O presidente da Venezuela, Nicolás Maduro, chamou Bolsonaro de “coronalouco” e anunciou o fechamento das fronteiras terrestres com o Brasil. “Bolsonaro não tem limites, é um coronalouco, e o pior é que afeta a vida do povo, sua estabilidade. Com sua irresponsabilidade levou milhares de brasileiros a se infectar, levou milhares de seus compatriotas à morte”, criticou Maduro. A Venezuela possui cerca de 29 milhões de habitantes, tem 422 infectados pelo coronavírus e 10 mortes registradas.

E na Argentina, o que deu tão certo? É simples: a quarentena não pode ser imposta pela força. Se as pessoas tivessem que escolher entre se isolar ou passar fome, é claro que não funcionaria. O isolamento social só se tornou factível porque o presidente Fernández aliou a quarentena obrigatória com medidas de proteção social. Atualmente, o que preocupa mais é a situação das favelas da cidade de Buenos Aires, governada por Horacio Rodriguez Larreta, que já superam os 500 casos.

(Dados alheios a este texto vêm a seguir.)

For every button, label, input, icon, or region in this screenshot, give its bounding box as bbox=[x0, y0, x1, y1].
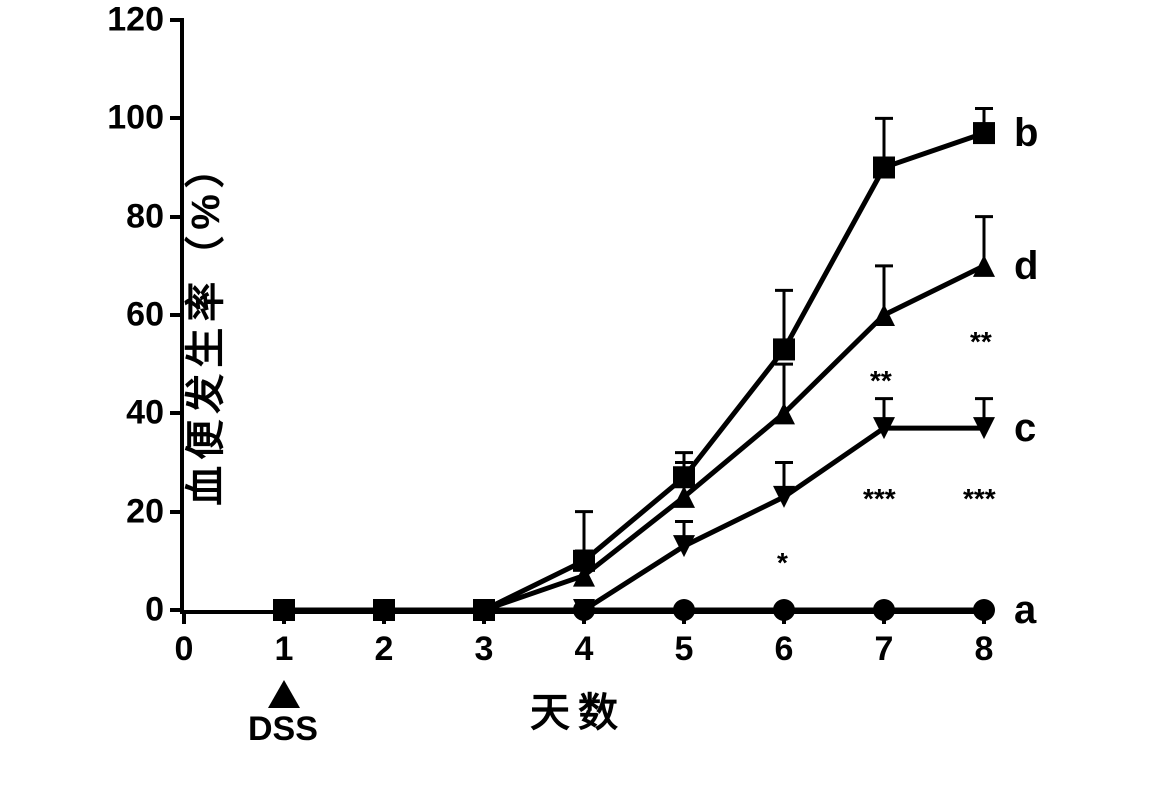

Mesmo sendo elogiado no mundo pelo sucesso obtido, os ataques ao presidente Alberto Fernández dobraram desde que ele decidiu debater o imposto sobre grandes fortunas no país. Na semana passada, instalaram na mídia a falácia de que, com a desculpa da pandemia, o Executivo estava libertando assassinos e estupradores, embora na verdade isso seja tarefa do Judiciário. Ainda assim, se comprovou que o número de prisioneiros libertados foi inferior ao de 2019.

Dia e noite economistas perambulam por todos os programas e meios de comunicação pedindo o fim do isolamento e a priorização da economia. Alguns chegam ao ridículo de destacar o modelo econômico brasileiro como exemplo e ameaçam romper o isolamento. Os empresários estão furiosos e os meios de comunicação argentinos estão fazendo um papel deplorável tentando sabotar a quarentena.

Setores da oposição imitam os bolsonaristas e chegaram a convocar uma marcha para 7 de maio com o slogan “Não queremos o comunismo”, que foi um fracasso. Também copiando o que ocorreu no Brasil, acusaram os 202 médicos cubanos que iriam apoiar o combate na província de Buenos Aires de serem “espiões”. Os médicos nem sequer chegaram ao país, porque a situação é mais estável do que se previa.

Hoje o governo argentino tem dois inimigos claros: a pandemia e os poderosos setores econômicos que, com o apoio da mídia, não aceitam ou perdoam a mensagem clara de Fernández, que desde o primeiro dia, lhes advertiu: “É hora de ganhar menos”. O presidente voltou a estender a quarentena até o dia 24 de maio e avisou aos empresários que tentam desestabilizá-lo: “Sei o que tenho que fazer para defender os direitos dos argentinos e foi isso que os argentinos me delegaram. Lutarei contra aqueles que precise lutar. Não vão torcer meu braço”.